In the morning at precisely 9.50 we left the house for the President's villa. Then straight on to a small po
werful yacht – 35 knots top speed, 160 tons, 120 feet – and went belting off down through all the hundreds of islands in this part of the world. Lovely towns and hundreds of spanking new hotels. The beaches, mostly rock, were crawling with tourists. They average 30,000,000 a year they kept on saying. Almost everybody waved at the Presidential Yacht and he waved back. So did E and Raymond. As soon as we were aboard drinks were served – whisky for the President and wife and E and local red wine for the others and a gin marguerita for some and the inevitable water for me. From then on the same booze was produced at regular intervals for the rest of the day. We disembarked at the President's villa after about two hours at sea during all of which time we were escorted by two torpedo boats and a police launch. The President proudly told me that his coast was the best defended in Europe and that guns, submarines and gunboats were hidden under all the cave-infested islands.

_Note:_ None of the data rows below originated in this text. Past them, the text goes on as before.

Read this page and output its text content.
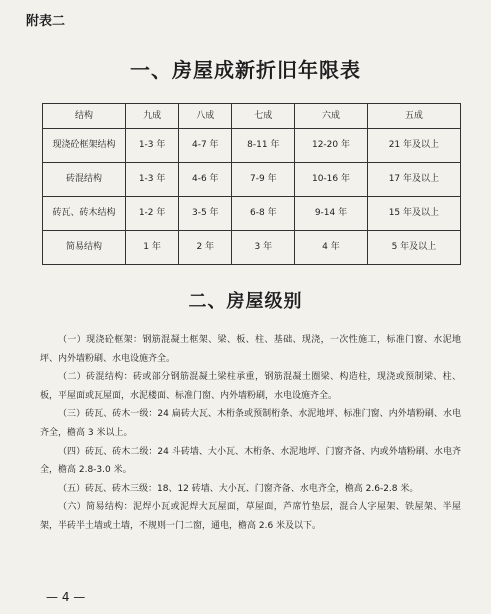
附表二
一、房屋成新折旧年限表
结构	九成	八成	七成	六成	五成
现浇砼框架结构	1-3 年	4-7 年	8-11 年	12-20 年	21 年及以上
砖混结构	1-3 年	4-6 年	7-9 年	10-16 年	17 年及以上
砖瓦、砖木结构	1-2 年	3-5 年	6-8 年	9-14 年	15 年及以上
简易结构	1 年	2 年	3 年	4 年	5 年及以上
二、房屋级别

（一）现浇砼框架：钢筋混凝土框架、梁、板、柱、基础、现浇，一次性施工，标准门窗、水泥地坪、内外墙粉刷、水电设施齐全。

（二）砖混结构：砖或部分钢筋混凝土梁柱承重，钢筋混凝土圈梁、构造柱，现浇或预制梁、柱、板，平屋面或瓦屋面，水泥楼面、标准门窗、内外墙粉刷，水电设施齐全。

（三）砖瓦、砖木一级：24 扁砖大瓦、木桁条或预制桁条、水泥地坪、标准门窗、内外墙粉刷、水电齐全，檐高 3 米以上。

（四）砖瓦、砖木二级：24 斗砖墙、大小瓦、木桁条、水泥地坪、门窗齐备、内或外墙粉刷、水电齐全，檐高 2.8-3.0 米。

（五）砖瓦、砖木三级：18、12 砖墙、大小瓦、门窗齐备、水电齐全，檐高 2.6-2.8 米。

（六）简易结构：泥焊小瓦或泥焊大瓦屋面，草屋面，芦席竹垫层，混合人字屋架、铁屋架、半屋架，半砖半土墙或土墙，不规则一门二窗，通电，檐高 2.6 米及以下。

— 4 —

Occasionally through the binoculars which were amply supplied I would glimpse a sailor at attention on some remote hillock rigidly saluting. We had lunch on a little island facing Brioni, not without the excruciating examination of the house and grounds. ‘This is from Indonesia from Sukarno himself.‘54 ‘This is work from the people of Macedonia.’ ‘This is from the Sudan.’ I noticed that most faces bore fixed smiles of boredom long before the end of lunch and despite the fact that they were drinking. E's face of course, was an exception. She is having a ball. It is as well that I'm not drinking or I might be asking some very awkward questions. There were occasional bright moments. Tito in English: ‘I was very glad when my grandmother died.’ E: ‘Why?’ Tito: ‘Because it meant she stopped beating me.’ E: ‘That's an awful thing to say.’ Tito: ‘She was small but strong and always angry.’ He met Churchill who was in the vicinity on Onassis's yacht. Winston C. accepted a very small whisky. Tito had his usual large one. ‘Why so small a portion?’ asked Tito. ‘You taught me to drink large ones.’ ‘That was when we both had power,’ said Winston C. ‘Now I have none and you still have yours.’